El establecimiento comercial de Rafael El tanque estaba ubicado en el punto exacto donde terminaba el puente colgante que se conoció luego como Puente Viejo (después de la construcción del Hermanos Patiño), que por su mal estado terminó siendo utilizado sólo como puente peatonal, pero en aquella época era el único medio de tránsito vehicular que comunicaba ambos lados del río Yaque del Norte.

El edificio en que desarrollaba su negocio Rafael el tanque, era una vieja estructura de ladrillos de unos cinco metros de ancho por 10 de largo y aproximadamente de unos siete metros de altura; cobijada de cinc a un agua, con una ancha puerta de entrada y unas cuatro ventanas, del lado izquierdo.

A la izquierda de la entrada, reposaba una caja de madera cuadrangular, forrada por dentro con planchas de aluminio y rellena de aserrín; recipiente en el cual se guardaban unos grandes bloques de hielo para evitar que se derritieran pues con ellos se abastecía el negocio y los vendedores ambulantes de llunllún, frío-frío, guaya’o, o cualquiera que sea el nombre de esa refrescante bebida caribeña tan común en nuestro país; encima de dicho cajón reposaba, junto a una batea repleta de frutas y otros vegetales, el garfio con el que se sacaban los bloques de hielo.

Ya en el interior del edificio, paseando la mirada del lado izquierdo del salón, desde el portal, se extendía un largo mostrador de madera forrado de fornica, sobre el cual había unos frascos de vidrio llenos de caramelos y de chíclets . En la pared, unos tramos fijados a martillazos exhibían una gran variedad de botellas de ron y cigarrillos criollos y un sin número de “chucherías”. Sobre una mesa rectangular de madera, escoltadas por recipientes de mantequilla, “cachú” y mayonesa, y flanqueadas por grandes trozos de jamón y queso, esperaban ocasión de lucirse la licuadora y la tostadora de pan. Del lado derecho del mostrador, una línea de taburetes de hierro se extendía frente él y, más a la diestra, al lado de la otra pared, varias mesas con manteles de cuadritos rojiblancos acompañadas de cuatro sillas cada una, que fungían como comedor.
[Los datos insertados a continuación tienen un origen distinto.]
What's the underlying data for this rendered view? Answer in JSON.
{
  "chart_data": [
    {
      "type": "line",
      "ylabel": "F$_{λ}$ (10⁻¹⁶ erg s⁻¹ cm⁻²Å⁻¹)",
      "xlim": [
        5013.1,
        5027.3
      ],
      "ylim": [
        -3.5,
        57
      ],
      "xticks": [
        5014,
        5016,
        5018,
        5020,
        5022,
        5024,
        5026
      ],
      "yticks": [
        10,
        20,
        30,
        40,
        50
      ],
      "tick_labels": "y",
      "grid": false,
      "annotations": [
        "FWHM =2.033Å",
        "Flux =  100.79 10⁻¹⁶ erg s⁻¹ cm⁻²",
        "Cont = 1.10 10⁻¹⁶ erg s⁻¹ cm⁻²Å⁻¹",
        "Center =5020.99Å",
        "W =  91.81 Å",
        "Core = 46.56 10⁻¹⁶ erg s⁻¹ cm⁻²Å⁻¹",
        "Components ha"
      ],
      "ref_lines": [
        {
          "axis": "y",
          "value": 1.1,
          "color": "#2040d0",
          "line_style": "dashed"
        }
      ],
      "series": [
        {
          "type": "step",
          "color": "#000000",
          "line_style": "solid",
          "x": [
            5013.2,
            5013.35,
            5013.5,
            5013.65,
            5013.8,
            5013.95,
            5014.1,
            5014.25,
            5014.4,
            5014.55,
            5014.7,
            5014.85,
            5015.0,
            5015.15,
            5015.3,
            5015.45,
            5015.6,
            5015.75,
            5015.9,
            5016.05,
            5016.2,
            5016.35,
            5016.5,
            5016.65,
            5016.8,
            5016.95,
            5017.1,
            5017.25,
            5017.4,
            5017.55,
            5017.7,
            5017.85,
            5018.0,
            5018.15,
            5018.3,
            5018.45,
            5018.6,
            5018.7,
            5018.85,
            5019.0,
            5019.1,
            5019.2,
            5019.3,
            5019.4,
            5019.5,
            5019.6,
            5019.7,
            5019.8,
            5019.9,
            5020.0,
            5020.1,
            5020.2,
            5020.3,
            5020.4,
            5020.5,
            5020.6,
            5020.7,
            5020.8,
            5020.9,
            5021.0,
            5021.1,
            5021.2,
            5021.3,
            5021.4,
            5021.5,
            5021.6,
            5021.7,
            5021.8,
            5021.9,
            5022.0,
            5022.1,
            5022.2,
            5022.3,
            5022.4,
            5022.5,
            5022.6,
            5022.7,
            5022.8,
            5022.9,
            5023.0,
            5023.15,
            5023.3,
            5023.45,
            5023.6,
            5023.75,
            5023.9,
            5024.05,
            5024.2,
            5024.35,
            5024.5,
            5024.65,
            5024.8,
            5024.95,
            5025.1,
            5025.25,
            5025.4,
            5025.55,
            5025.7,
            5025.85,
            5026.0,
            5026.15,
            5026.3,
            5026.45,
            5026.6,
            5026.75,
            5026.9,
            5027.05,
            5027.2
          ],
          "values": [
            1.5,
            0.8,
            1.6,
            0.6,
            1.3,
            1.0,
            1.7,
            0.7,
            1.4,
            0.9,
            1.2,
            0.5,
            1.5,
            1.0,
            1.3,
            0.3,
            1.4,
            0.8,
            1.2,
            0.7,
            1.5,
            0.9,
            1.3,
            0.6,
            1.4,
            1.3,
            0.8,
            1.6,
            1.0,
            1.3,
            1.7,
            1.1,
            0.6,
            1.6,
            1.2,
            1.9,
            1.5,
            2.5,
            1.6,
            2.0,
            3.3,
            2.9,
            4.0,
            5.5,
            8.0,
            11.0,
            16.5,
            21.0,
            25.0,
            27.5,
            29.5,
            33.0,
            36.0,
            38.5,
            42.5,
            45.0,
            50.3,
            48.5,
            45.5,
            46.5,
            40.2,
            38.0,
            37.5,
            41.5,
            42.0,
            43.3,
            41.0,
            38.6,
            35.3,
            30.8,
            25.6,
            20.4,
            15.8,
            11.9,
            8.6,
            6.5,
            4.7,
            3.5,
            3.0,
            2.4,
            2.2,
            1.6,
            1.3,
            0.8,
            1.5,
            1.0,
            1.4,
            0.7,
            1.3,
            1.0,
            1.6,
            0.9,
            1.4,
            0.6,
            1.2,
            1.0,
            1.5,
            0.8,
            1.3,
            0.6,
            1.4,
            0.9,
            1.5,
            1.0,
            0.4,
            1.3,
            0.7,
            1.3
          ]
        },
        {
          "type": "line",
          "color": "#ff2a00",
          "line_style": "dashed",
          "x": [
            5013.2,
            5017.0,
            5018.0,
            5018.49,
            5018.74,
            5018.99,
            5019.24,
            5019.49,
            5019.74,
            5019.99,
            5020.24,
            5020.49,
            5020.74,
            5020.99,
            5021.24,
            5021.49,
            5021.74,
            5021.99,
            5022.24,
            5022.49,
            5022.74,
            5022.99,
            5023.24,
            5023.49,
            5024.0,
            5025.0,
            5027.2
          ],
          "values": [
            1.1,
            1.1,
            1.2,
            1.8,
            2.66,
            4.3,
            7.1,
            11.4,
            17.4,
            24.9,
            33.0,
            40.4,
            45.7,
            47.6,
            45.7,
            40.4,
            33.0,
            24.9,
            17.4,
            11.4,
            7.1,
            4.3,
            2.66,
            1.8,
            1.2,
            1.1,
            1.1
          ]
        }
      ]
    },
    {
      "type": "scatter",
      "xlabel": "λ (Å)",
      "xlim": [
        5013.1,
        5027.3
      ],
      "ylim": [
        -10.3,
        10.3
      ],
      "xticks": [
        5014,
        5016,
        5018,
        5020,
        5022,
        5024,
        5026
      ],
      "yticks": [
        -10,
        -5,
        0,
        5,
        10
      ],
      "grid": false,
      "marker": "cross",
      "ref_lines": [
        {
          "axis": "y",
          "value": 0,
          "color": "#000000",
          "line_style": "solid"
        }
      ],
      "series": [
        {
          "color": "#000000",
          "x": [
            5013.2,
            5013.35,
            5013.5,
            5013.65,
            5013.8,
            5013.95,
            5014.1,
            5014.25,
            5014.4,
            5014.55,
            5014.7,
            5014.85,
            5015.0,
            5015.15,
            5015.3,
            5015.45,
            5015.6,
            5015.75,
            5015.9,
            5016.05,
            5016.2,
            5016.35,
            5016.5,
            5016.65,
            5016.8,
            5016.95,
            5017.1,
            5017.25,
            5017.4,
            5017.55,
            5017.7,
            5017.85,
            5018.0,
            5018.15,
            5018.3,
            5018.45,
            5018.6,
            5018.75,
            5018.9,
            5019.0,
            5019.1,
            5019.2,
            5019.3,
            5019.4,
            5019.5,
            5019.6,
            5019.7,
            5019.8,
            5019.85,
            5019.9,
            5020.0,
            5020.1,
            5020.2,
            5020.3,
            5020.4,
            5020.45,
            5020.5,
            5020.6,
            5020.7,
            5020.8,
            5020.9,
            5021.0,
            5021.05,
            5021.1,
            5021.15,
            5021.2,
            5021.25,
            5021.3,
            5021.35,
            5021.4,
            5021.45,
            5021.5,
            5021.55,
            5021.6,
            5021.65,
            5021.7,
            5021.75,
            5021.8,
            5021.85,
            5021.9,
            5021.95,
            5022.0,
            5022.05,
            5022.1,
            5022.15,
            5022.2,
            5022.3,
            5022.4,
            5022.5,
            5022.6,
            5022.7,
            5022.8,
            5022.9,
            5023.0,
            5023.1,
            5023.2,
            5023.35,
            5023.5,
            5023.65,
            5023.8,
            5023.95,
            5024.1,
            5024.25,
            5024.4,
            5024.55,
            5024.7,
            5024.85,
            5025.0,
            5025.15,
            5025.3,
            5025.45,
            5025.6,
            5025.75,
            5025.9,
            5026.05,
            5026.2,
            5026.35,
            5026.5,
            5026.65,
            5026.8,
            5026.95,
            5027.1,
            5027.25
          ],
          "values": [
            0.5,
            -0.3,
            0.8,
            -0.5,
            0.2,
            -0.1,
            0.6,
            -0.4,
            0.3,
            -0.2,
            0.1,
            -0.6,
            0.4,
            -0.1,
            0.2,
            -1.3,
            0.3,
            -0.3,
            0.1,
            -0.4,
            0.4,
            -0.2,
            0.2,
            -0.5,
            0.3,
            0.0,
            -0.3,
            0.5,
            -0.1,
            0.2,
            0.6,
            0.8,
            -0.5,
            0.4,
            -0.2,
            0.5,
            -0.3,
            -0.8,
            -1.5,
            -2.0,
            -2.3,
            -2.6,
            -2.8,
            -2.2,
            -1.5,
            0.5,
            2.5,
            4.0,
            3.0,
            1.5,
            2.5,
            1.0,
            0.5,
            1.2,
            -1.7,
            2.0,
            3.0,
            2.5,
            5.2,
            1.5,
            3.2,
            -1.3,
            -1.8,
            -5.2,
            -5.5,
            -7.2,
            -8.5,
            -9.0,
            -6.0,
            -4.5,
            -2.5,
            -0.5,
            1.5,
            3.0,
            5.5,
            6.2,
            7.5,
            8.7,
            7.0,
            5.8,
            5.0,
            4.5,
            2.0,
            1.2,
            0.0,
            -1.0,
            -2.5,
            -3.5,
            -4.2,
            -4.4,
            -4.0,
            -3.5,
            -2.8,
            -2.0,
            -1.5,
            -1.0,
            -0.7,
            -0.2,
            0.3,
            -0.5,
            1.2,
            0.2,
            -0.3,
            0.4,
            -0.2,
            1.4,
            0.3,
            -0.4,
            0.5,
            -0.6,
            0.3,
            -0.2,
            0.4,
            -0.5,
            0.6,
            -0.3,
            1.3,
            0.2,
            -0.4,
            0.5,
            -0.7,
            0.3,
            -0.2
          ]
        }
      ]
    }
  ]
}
Al fondo, a la derecha del cuarto, una puerta cerraba el acceso a una o varias habitaciones que servían de cocina, almacén y, tal vez, de hotel de paso como rumoreaban los habitantes del sector.

Frente al edificio, sentado al revés y descansando sus gruesos brazos de carbón sobre el espaldar de la rústica silla de madera y guano, Rafael El Tanque expectaba a lo largo de los días el cotidiano espectáculo de los pasajeros bajando o abordando los vehículos de transporte; el afán de los peones montando y desmontando todo tipo de comestibles y demás mercaderías; el paso lento o apresurado de los transeúntes. La gente común con sus afanes cotidianos, desfilaban frente a él como si fuera un César romano. Su mudo contemplar sólo era interrumpido por alguna pregunta de Ramón, el viejo dependiente del negocio o, voluntariamente, cuando, al pasar frente a él una mujer hermosa, éste la cortejaba dejando salir de su boca su vozarrón de gigante en celo. Si, por la razón que fuere (lástima o cortesía), la dama se detenía a conversar con él, nuestro galán la premiaba con alguna fruta de las que tenía en venta.

A la hora del crepúsculo vespertino, nuestro amigo pasaba el momento más difícil de la jornada. Aquello era verdadera epopeya tragi-cómica, pues no obstante su casa estar ubicada en el mismo barrio de La Hoya, a escasas diez o doce cuadras de distancia del negocio, Rafael El Tanque, no podía hacer el recorrido a piés, pues su obesidad lo hacía sumamente lento y se sofocaba con cualquier movimiento, razón por la cual necesitaba un medio de transporte que supliera su deficiencia motriz. Ahí empezaba la odisea.

Puesto que su figura de mastodonte no le permitía transportarse a su hogar por sus propios pies, nuestra ballena bípeda se valió durante largos años de los famosos coches tirados por caballos; ésto mientras su descomunal peso y tamaño se lo permitieron.

El momento aciago llegó una tarde de otoño de 1985 cuando, al intentar abordar un coche, el peso de esa inmensa mole de carne, hizo volcar el coche con todo y caballo que cayeron encima de él. Desde ese día los cocheros optaron por no brindar más su tan necesario servicio a nuestro infortunado personaje.

A raíz de ese accidente, Rafael El Tanque se vio obligado a buscar otros medios para trasladarse de su casa al negocio y viceversa y, optó por los carros de concho. Mas, no cualquier carro podía albergar en su interior semejante exageración anatómica, pues la mayoría de los carros del transporte público de pasajeros eran los populares Datsun, Daihatsun y Peugeot, carros de escaso espacio interior, siendo que sólo le era posible abordar los Chevrolet, con la limitante de que éstos eran más utilizados para el transporte interurbano, lo cual los hacía menos accesibles para las denominadas “carreras” (servicio pre-capitalista de taxi).

Con los años cada vez se le hacía más difícil a Rafael El Tanque trasladarse . Su obesidad se confabuló con su edad. Ya no podía ir a su negocio, hasta que la muerte lo sorprendió a finales de los años ochenta, libertándolo de su angustiosa existencia que, para muchos de nosotros, ajenos a su dolor, era un motivo de risas y burlas mordaces.